The wins were celebrated and the losses mourned, of course, but it was always a case of looking ahead to the next challenge.
‘It was good but, when you’re going along doing it, you don’t think too much about it,’ he says.
‘We nearly won an All-Ireland at something every year but, if you asked me now where the medals are, I couldn’t tell you apart from the All-Irelands, my mother has one and I think Caroline has the other one.

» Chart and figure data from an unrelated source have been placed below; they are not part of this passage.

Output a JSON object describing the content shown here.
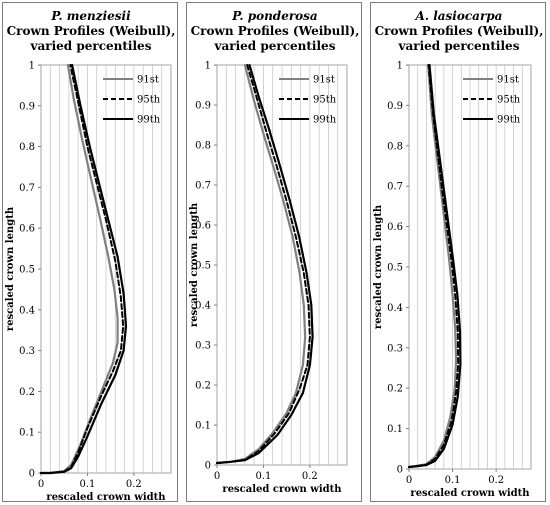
{
  "chart_data": [
    {
      "type": "line",
      "title_species": "P. menziesii",
      "title_lines": [
        "Crown Profiles (Weibull),",
        "varied percentiles"
      ],
      "xlabel": "rescaled crown width",
      "ylabel": "rescaled crown length",
      "xlim": [
        0,
        0.28
      ],
      "ylim": [
        0,
        1
      ],
      "x_ticks": [
        "0",
        "0.1",
        "0.2"
      ],
      "y_ticks": [
        "0",
        "0.1",
        "0.2",
        "0.3",
        "0.4",
        "0.5",
        "0.6",
        "0.7",
        "0.8",
        "0.9",
        "1"
      ],
      "legend_position": "top-right",
      "series": [
        {
          "name": "91st",
          "color": "#808080",
          "style": "solid",
          "points": [
            [
              0,
              0
            ],
            [
              0.02,
              0
            ],
            [
              0.05,
              0.005
            ],
            [
              0.065,
              0.02
            ],
            [
              0.085,
              0.07
            ],
            [
              0.105,
              0.13
            ],
            [
              0.13,
              0.2
            ],
            [
              0.155,
              0.27
            ],
            [
              0.165,
              0.32
            ],
            [
              0.165,
              0.38
            ],
            [
              0.158,
              0.45
            ],
            [
              0.145,
              0.53
            ],
            [
              0.128,
              0.62
            ],
            [
              0.108,
              0.72
            ],
            [
              0.088,
              0.82
            ],
            [
              0.07,
              0.92
            ],
            [
              0.058,
              1.0
            ]
          ]
        },
        {
          "name": "95th",
          "color": "#000000",
          "style": "dashed",
          "points": [
            [
              0,
              0
            ],
            [
              0.02,
              0
            ],
            [
              0.05,
              0.003
            ],
            [
              0.065,
              0.015
            ],
            [
              0.08,
              0.05
            ],
            [
              0.1,
              0.11
            ],
            [
              0.13,
              0.19
            ],
            [
              0.155,
              0.25
            ],
            [
              0.172,
              0.3
            ],
            [
              0.177,
              0.36
            ],
            [
              0.172,
              0.43
            ],
            [
              0.16,
              0.52
            ],
            [
              0.14,
              0.62
            ],
            [
              0.12,
              0.71
            ],
            [
              0.1,
              0.8
            ],
            [
              0.08,
              0.91
            ],
            [
              0.063,
              1.0
            ]
          ]
        },
        {
          "name": "99th",
          "color": "#000000",
          "style": "solid",
          "points": [
            [
              0,
              0
            ],
            [
              0.02,
              0
            ],
            [
              0.05,
              0.003
            ],
            [
              0.065,
              0.012
            ],
            [
              0.08,
              0.04
            ],
            [
              0.1,
              0.09
            ],
            [
              0.13,
              0.17
            ],
            [
              0.16,
              0.24
            ],
            [
              0.178,
              0.3
            ],
            [
              0.183,
              0.36
            ],
            [
              0.178,
              0.44
            ],
            [
              0.165,
              0.53
            ],
            [
              0.145,
              0.62
            ],
            [
              0.125,
              0.71
            ],
            [
              0.105,
              0.8
            ],
            [
              0.085,
              0.9
            ],
            [
              0.067,
              1.0
            ]
          ]
        }
      ]
    },
    {
      "type": "line",
      "title_species": "P. ponderosa",
      "title_lines": [
        "Crown Profiles (Weibull),",
        "varied percentiles"
      ],
      "xlabel": "rescaled crown width",
      "ylabel": "rescaled crown length",
      "xlim": [
        0,
        0.28
      ],
      "ylim": [
        0,
        1
      ],
      "x_ticks": [
        "0",
        "0.1",
        "0.2"
      ],
      "y_ticks": [
        "0",
        "0.1",
        "0.2",
        "0.3",
        "0.4",
        "0.5",
        "0.6",
        "0.7",
        "0.8",
        "0.9",
        "1"
      ],
      "legend_position": "top-right",
      "series": [
        {
          "name": "91st",
          "color": "#808080",
          "style": "solid",
          "points": [
            [
              0,
              0.005
            ],
            [
              0.03,
              0.008
            ],
            [
              0.06,
              0.015
            ],
            [
              0.09,
              0.04
            ],
            [
              0.12,
              0.08
            ],
            [
              0.15,
              0.13
            ],
            [
              0.17,
              0.18
            ],
            [
              0.185,
              0.25
            ],
            [
              0.19,
              0.32
            ],
            [
              0.187,
              0.4
            ],
            [
              0.178,
              0.48
            ],
            [
              0.163,
              0.57
            ],
            [
              0.143,
              0.66
            ],
            [
              0.123,
              0.74
            ],
            [
              0.102,
              0.82
            ],
            [
              0.08,
              0.91
            ],
            [
              0.06,
              1.0
            ]
          ]
        },
        {
          "name": "95th",
          "color": "#000000",
          "style": "dashed",
          "points": [
            [
              0,
              0.005
            ],
            [
              0.03,
              0.008
            ],
            [
              0.06,
              0.013
            ],
            [
              0.09,
              0.035
            ],
            [
              0.125,
              0.08
            ],
            [
              0.155,
              0.13
            ],
            [
              0.178,
              0.19
            ],
            [
              0.195,
              0.25
            ],
            [
              0.2,
              0.32
            ],
            [
              0.197,
              0.4
            ],
            [
              0.187,
              0.48
            ],
            [
              0.17,
              0.57
            ],
            [
              0.15,
              0.66
            ],
            [
              0.128,
              0.75
            ],
            [
              0.107,
              0.83
            ],
            [
              0.085,
              0.92
            ],
            [
              0.065,
              1.0
            ]
          ]
        },
        {
          "name": "99th",
          "color": "#000000",
          "style": "solid",
          "points": [
            [
              0,
              0.005
            ],
            [
              0.03,
              0.008
            ],
            [
              0.06,
              0.012
            ],
            [
              0.09,
              0.03
            ],
            [
              0.13,
              0.075
            ],
            [
              0.16,
              0.125
            ],
            [
              0.185,
              0.18
            ],
            [
              0.2,
              0.25
            ],
            [
              0.206,
              0.32
            ],
            [
              0.203,
              0.4
            ],
            [
              0.193,
              0.48
            ],
            [
              0.177,
              0.57
            ],
            [
              0.157,
              0.66
            ],
            [
              0.135,
              0.75
            ],
            [
              0.112,
              0.84
            ],
            [
              0.09,
              0.92
            ],
            [
              0.07,
              1.0
            ]
          ]
        }
      ]
    },
    {
      "type": "line",
      "title_species": "A. lasiocarpa",
      "title_lines": [
        "Crown Profiles (Weibull),",
        "varied percentiles"
      ],
      "xlabel": "rescaled crown width",
      "ylabel": "rescaled crown length",
      "xlim": [
        0,
        0.28
      ],
      "ylim": [
        0,
        1
      ],
      "x_ticks": [
        "0",
        "0.1",
        "0.2"
      ],
      "y_ticks": [
        "0",
        "0.1",
        "0.2",
        "0.3",
        "0.4",
        "0.5",
        "0.6",
        "0.7",
        "0.8",
        "0.9",
        "1"
      ],
      "legend_position": "top-right",
      "series": [
        {
          "name": "91st",
          "color": "#808080",
          "style": "solid",
          "points": [
            [
              0,
              0.005
            ],
            [
              0.02,
              0.008
            ],
            [
              0.04,
              0.012
            ],
            [
              0.06,
              0.03
            ],
            [
              0.08,
              0.07
            ],
            [
              0.095,
              0.13
            ],
            [
              0.105,
              0.2
            ],
            [
              0.108,
              0.27
            ],
            [
              0.106,
              0.35
            ],
            [
              0.1,
              0.43
            ],
            [
              0.092,
              0.52
            ],
            [
              0.082,
              0.61
            ],
            [
              0.072,
              0.7
            ],
            [
              0.062,
              0.79
            ],
            [
              0.052,
              0.88
            ],
            [
              0.044,
              1.0
            ]
          ]
        },
        {
          "name": "95th",
          "color": "#000000",
          "style": "dashed",
          "points": [
            [
              0,
              0.005
            ],
            [
              0.02,
              0.008
            ],
            [
              0.04,
              0.011
            ],
            [
              0.06,
              0.025
            ],
            [
              0.08,
              0.06
            ],
            [
              0.098,
              0.12
            ],
            [
              0.108,
              0.19
            ],
            [
              0.113,
              0.26
            ],
            [
              0.112,
              0.34
            ],
            [
              0.106,
              0.43
            ],
            [
              0.097,
              0.52
            ],
            [
              0.086,
              0.61
            ],
            [
              0.075,
              0.7
            ],
            [
              0.065,
              0.79
            ],
            [
              0.055,
              0.88
            ],
            [
              0.045,
              1.0
            ]
          ]
        },
        {
          "name": "99th",
          "color": "#000000",
          "style": "solid",
          "points": [
            [
              0,
              0.005
            ],
            [
              0.02,
              0.007
            ],
            [
              0.04,
              0.01
            ],
            [
              0.06,
              0.02
            ],
            [
              0.08,
              0.05
            ],
            [
              0.1,
              0.11
            ],
            [
              0.112,
              0.18
            ],
            [
              0.118,
              0.26
            ],
            [
              0.117,
              0.34
            ],
            [
              0.111,
              0.43
            ],
            [
              0.101,
              0.52
            ],
            [
              0.09,
              0.61
            ],
            [
              0.079,
              0.7
            ],
            [
              0.068,
              0.79
            ],
            [
              0.057,
              0.88
            ],
            [
              0.047,
              1.0
            ]
          ]
        }
      ]
    }
  ]
}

‘I don’t know where the rest of them are, I never look back like that. People ask me about games and all that kind of stuff and I’m very bad, I can hardly remember it.’
The finer details may have been forgotten, but the memories of the experience last.
‘I can remember going to Cork minor training,’ Davis says.
‘We used to leave Fachtna’s and in the car you had John Cleary, Mick Burns – God rest him – Niall Cahalane and myself and we’d pick up Eoin O’Mahony in Clon. What a crowd of lunatics!
‘Mick Hegarty used to drive us up to training in Carraig na bhFear, what a craic it was. It was a long way to go to for Cork training but I’d have done it in bare feet.’